En effet, si jusqu’ici ce chèque était attribué en fonction des personnes qui habitent dans le logement, désormais, celle-ci se fera en fonction du «foyer fiscal» du titulaire du contrat d’électricité. Un changement de taille dans les règles d’attribution qui risque d’entraîner des «trous dans la raquette», déplorent les associations. Certaines personnes pourraient alors être exclues du dispositif, comme les personnes en collocation, celles hébergées ou encore celles qui sont rattachées à un autre foyer fiscal, pointent du doigt les organismes.

Des problèmes d’identification des bénéficiaires

Les associations avancent que près d’un million de personnes éligibles au chèque énergie n’avaient pas pu percevoir leur aide l’an passé. En cause, la disparition du fichier taxe d’habitation qui permettait par le passé de pouvoir identifier automatiquement les personnes éligibles. Or, désormais, ce sont les numéros des points de livraison des compteurs électriques (PDL) et le revenu fiscal de référence qui seront utilisés. Alors que ces données devront être croisées par l’Agence des services de paiement (ASP) par le biais des informations apportées par les gestionnaires de réseau et les fournisseurs d’électricité ainsi que par l’administration fiscale, la FNCCR et le Cnafal craignent des «problèmes de concordance entre les bases de données utilisées». La conséquence serait alors la non-identification automatique de certains foyers fiscaux qui devront donc faire une demande de ce chèque.

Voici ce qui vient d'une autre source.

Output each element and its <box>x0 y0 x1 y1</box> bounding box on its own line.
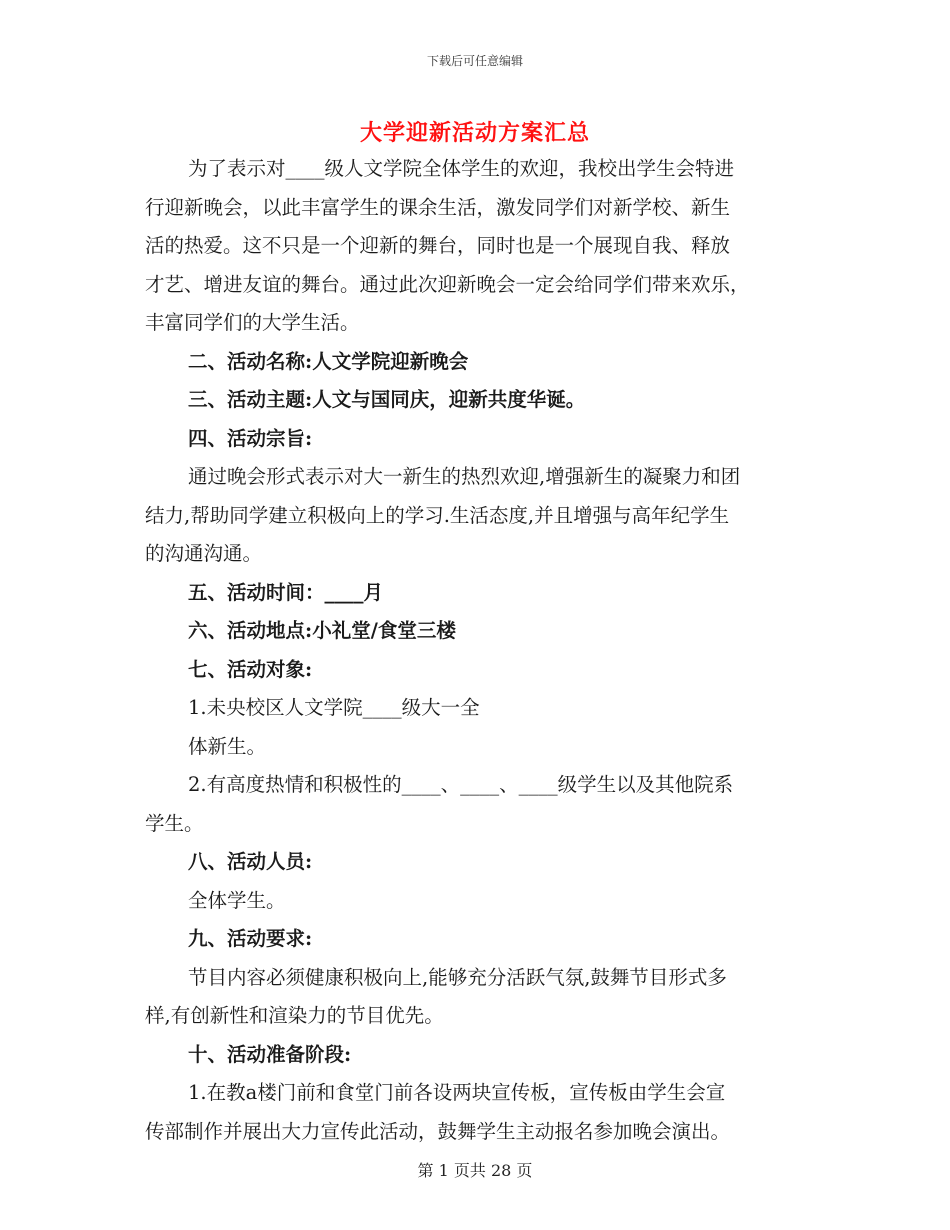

Afin d’obtenir le précieux sésame, ces derniers auront la possibilité de réclamer l’aide à laquelle ils ont droit en s’inscrivant sur un guichet en ligne. Un procédé que moins de 18 % des nouveaux ayants droit s’étaient saisis l’an dernier. Ainsi, selon le ministère de l’Énergie, sur les 5,7 millions de chèques énergie envoyés, 172 000 l’avaient été via ce guichet.

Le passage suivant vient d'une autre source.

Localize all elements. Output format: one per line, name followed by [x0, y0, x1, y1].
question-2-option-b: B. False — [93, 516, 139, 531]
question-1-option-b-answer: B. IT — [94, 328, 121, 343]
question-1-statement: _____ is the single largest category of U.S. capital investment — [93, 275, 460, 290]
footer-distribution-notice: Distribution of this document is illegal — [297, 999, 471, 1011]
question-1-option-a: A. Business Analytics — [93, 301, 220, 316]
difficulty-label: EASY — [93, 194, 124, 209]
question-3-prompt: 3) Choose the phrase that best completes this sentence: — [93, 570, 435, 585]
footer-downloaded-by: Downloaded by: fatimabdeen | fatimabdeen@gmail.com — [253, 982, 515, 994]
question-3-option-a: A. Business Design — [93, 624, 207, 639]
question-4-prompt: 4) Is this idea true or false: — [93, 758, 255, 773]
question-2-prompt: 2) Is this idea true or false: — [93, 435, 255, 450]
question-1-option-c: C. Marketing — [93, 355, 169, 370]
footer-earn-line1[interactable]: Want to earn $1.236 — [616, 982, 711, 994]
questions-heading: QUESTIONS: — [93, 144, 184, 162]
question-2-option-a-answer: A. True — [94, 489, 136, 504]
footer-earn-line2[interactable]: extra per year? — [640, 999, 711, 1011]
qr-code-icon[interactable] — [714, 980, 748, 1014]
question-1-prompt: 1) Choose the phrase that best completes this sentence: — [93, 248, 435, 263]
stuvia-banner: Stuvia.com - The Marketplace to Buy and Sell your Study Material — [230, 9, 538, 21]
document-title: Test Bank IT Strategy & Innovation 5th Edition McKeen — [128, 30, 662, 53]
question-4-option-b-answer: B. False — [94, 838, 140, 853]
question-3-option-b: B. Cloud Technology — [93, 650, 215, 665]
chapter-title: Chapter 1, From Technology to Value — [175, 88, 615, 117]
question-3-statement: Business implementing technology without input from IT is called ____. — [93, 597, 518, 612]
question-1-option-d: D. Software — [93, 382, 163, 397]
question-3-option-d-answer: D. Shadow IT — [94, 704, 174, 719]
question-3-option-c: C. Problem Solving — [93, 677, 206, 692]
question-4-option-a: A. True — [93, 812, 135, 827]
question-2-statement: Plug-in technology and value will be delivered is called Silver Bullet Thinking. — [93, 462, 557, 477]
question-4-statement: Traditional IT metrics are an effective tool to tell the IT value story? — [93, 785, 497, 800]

Un retard dans l’envoi du chèque à prévoir

Si habituellement le chèque énergie est envoyé aux bénéficiaires au mois d’avril, on sait d’ores et déjà que cette année les chèques seront envoyés avec du retard à compter du mois de novembre. Un retard qui s’explique en raison de «l’adoption tardive» de la loi de finances 2025, a fait savoir le ministère. Quant aux personnes qui ne seraient pas identifiées automatiquement, le guichet en ligne pour faire une demande de chèque sera ouvert jusqu’en février 2026. Un délai là encore insuffisant pour les associations qui réclament que ce dernier soit ouvert un an, rapporte le site MoneyVox.

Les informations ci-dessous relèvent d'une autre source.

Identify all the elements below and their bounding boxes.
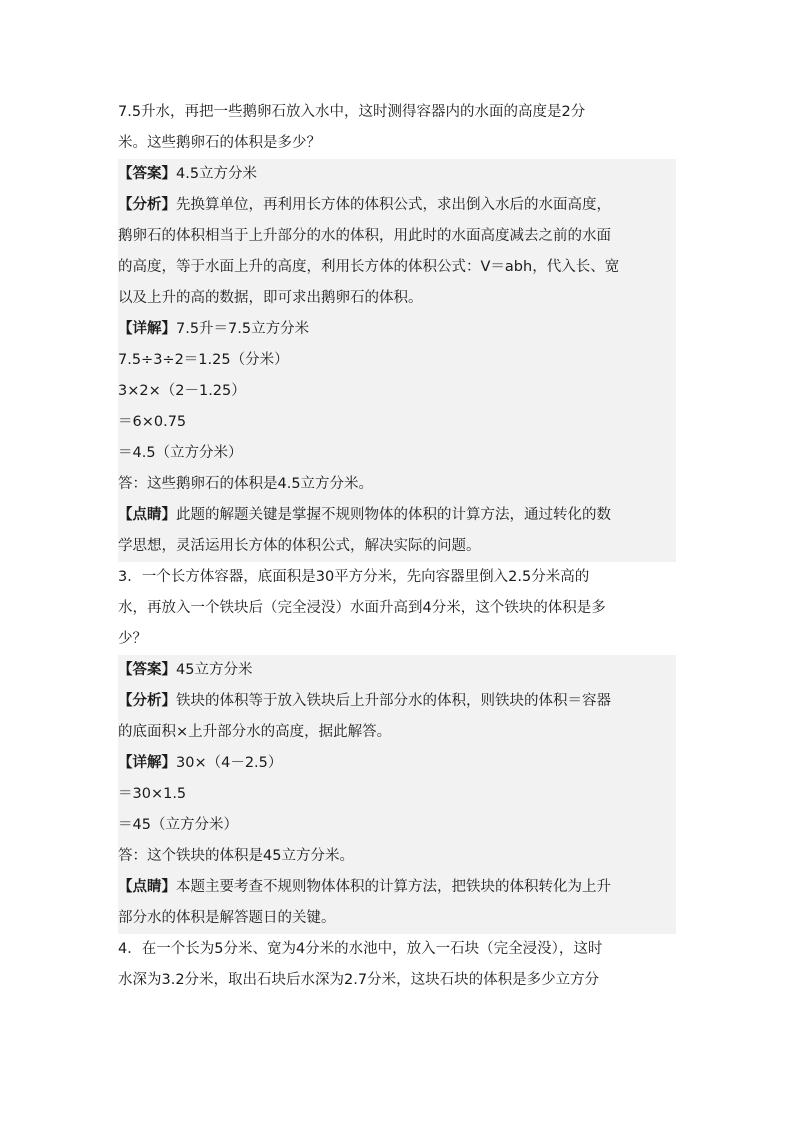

Généralisés à partir de 2018, le montant des chèques énergies varie de 48 à 277 euros. Alors que le tarif de base de l’électricité a connu une forte augmentation ces dernières années avec une hausse de 41,5 % TTC entre 2019 et mars 2025, plusieurs intervenants réclament aujourd’hui une modification des barèmes d’attribution jugés obsolètes, de même qu’une hausse de 40 % de ces derniers pour suivre l’augmentation des prix énergétiques.